A spokesperson for Air Canada told the Citizen the aircraft was scheduled to depart on the short flight at around 3 p.m. local time but took off at 7:40. They said their actions reduced the total disruption for passengers and blamed the combination of weather, mechanical issues and holiday air traffic for the perfect storm of conditions.

“Because of the holiday our flights were quite full so there was limited ability to put people on later flights,” Air Canada spokesperson Peter Fitzpatrick told the Citizen. “Our approach minimized the travel disruption for most customers while giving those who did not wish to travel the option not to travel.”

[Photo: Shutterstock]

View Comments (3)

3 Comments

  1. KenTarmac

    July 6, 2018 at 9:02 am

    Piss poor excuse. Piss poor planning. Piss poor management.

  2. FSUnole03

    July 6, 2018 at 11:59 am

    “Our approach minimized the travel disruption for most customers while giving those who did not wish to travel the option not to travel.”

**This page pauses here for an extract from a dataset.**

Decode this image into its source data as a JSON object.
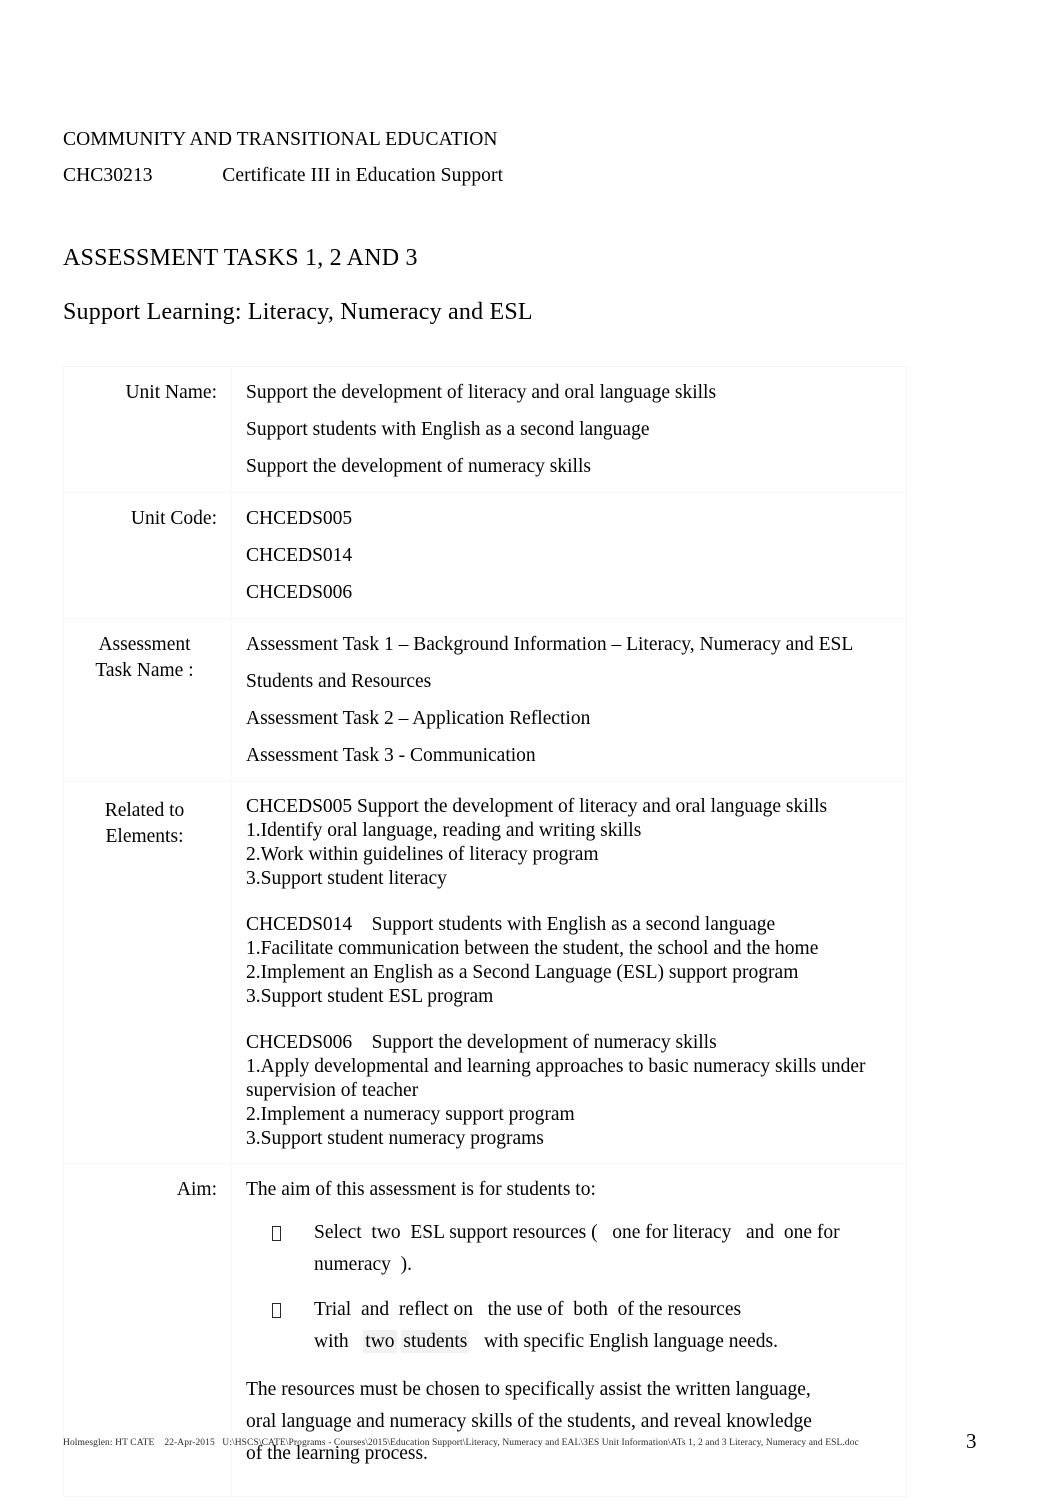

    Say what? The article says that passengers were kept on the plane for 4-hours. So how exactly did AC allow passengers who did not wish to travel the option to not travel if they didn’t let them disembark and get off?

    Furthermore – the AC spokesperson boasts about how keeping them on the plane minimized travel disruptions as it kept the flight from being cancelled. Yet also says “Because of the holiday our flights were quite full so there was limited ability to put people on later flights.” So think of all those missed connections at YYZ….so how exactly did AC accommodate them if it’s a holiday and the flights are full?!

    Air Canada – what a shitty PR/spokesperson you have and a lousy operation you run.

  3. garkster

    July 6, 2018 at 7:12 pm

    Um, “lead” is a metal. You meant “led”, the verb, as in “led to a cancellation”.